What ground _Never Have I Eve_r is the portrait of a protagonist with problematic behaviour and the gaze of quiet compassion that bathes her trajectory. Her flaws are not justified by woke phrases like “daddy’s issues” or “racism is a b*tch.” As her therapist consoles Devi, she explains, “You’re not crazy. You just feel a lot. And that’s why sometimes, you hurt a lot. But that’s also why you’ll lead an emotionally rich life.” Or how an imaginary conversation with her dad (the perennially huggable Senthil Ramamurthy) echoes into her head, “I call you my perfect girl because you’re perfect to me.
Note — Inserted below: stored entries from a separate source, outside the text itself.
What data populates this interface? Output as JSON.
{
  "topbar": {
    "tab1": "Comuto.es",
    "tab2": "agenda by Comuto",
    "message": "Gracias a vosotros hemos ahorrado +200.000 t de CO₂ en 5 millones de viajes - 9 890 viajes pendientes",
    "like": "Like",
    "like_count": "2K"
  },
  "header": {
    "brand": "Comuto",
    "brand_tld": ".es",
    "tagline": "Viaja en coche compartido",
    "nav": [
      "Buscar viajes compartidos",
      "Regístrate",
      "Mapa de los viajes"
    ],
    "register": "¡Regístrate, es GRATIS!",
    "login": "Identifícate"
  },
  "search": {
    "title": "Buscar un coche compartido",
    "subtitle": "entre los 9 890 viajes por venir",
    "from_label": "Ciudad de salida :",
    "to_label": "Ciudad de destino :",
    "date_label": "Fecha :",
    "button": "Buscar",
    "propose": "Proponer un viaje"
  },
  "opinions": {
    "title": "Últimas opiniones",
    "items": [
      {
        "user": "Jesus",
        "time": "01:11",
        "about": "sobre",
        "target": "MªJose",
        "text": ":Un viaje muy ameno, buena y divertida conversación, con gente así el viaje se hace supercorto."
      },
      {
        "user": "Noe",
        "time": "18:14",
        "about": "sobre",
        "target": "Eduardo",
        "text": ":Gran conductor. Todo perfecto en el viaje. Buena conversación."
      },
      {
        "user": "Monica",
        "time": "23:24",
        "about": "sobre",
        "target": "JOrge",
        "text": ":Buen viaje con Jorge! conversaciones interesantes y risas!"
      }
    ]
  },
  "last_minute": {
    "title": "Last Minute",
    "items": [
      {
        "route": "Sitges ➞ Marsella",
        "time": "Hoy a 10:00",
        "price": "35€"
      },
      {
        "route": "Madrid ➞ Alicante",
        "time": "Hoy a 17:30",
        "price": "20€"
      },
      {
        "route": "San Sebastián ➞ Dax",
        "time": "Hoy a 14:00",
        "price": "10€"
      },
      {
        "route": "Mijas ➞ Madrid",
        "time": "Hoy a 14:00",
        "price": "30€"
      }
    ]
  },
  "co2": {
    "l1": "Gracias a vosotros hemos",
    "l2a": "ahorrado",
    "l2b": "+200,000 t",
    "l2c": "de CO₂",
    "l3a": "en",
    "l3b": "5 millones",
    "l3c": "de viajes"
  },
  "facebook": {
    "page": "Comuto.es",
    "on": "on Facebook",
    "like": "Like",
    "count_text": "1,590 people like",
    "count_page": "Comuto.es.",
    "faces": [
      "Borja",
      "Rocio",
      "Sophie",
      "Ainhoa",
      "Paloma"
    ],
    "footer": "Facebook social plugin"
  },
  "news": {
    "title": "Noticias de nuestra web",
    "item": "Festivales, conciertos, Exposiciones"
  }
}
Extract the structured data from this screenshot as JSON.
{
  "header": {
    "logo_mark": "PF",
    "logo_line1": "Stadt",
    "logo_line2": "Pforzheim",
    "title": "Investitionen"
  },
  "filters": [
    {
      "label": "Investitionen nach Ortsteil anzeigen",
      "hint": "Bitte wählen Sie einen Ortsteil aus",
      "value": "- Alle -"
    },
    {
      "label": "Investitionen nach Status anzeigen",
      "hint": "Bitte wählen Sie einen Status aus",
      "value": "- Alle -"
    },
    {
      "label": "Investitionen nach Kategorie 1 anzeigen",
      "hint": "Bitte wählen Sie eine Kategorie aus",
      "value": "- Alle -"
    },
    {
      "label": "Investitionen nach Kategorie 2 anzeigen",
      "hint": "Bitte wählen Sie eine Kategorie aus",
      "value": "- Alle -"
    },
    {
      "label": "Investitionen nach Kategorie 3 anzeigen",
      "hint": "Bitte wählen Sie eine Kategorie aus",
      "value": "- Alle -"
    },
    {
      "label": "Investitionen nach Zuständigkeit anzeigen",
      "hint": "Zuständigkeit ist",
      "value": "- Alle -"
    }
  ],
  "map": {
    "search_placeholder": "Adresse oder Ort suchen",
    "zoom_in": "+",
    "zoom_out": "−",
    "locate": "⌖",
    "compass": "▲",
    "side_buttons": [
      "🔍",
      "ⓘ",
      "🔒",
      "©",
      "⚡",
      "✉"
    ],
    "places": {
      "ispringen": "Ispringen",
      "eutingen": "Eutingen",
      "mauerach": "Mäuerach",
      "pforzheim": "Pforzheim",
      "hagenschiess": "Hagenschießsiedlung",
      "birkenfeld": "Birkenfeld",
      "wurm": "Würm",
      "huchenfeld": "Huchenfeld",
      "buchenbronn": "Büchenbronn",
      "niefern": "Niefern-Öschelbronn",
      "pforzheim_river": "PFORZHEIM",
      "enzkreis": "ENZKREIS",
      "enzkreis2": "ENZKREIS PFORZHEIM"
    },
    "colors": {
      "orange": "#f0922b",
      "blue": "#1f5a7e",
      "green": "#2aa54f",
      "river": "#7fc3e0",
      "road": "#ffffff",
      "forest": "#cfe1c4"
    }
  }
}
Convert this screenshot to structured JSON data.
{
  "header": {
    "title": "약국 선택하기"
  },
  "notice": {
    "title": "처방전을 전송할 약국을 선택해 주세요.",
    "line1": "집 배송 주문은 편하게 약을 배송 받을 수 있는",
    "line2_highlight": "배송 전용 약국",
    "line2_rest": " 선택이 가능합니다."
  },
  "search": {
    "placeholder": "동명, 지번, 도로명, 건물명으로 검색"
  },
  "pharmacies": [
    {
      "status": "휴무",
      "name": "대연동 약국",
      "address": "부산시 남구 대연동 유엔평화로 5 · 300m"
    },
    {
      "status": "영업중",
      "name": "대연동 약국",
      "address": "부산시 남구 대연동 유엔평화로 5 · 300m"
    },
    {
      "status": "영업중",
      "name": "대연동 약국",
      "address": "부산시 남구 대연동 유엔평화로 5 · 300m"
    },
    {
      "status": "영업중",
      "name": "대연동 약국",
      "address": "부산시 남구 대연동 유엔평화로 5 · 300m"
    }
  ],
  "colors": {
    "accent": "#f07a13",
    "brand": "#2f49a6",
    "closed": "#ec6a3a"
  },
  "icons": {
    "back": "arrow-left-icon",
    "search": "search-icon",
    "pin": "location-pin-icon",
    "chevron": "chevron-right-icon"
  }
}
And not because I want you to be perfect all the time.” That rings true at various levels. We don’t want Devi to be perf. And to expect a perf portrait of an imperf character is asking for every woke abbreviation to be expanded. For now, we can celebrate the fact that like Fabiola, Never Have I Ever Season 2 does not discount a unique voice and emotional depth for fitting into the woke circles. Never Have I Ever Season 2 is streaming on Netflix.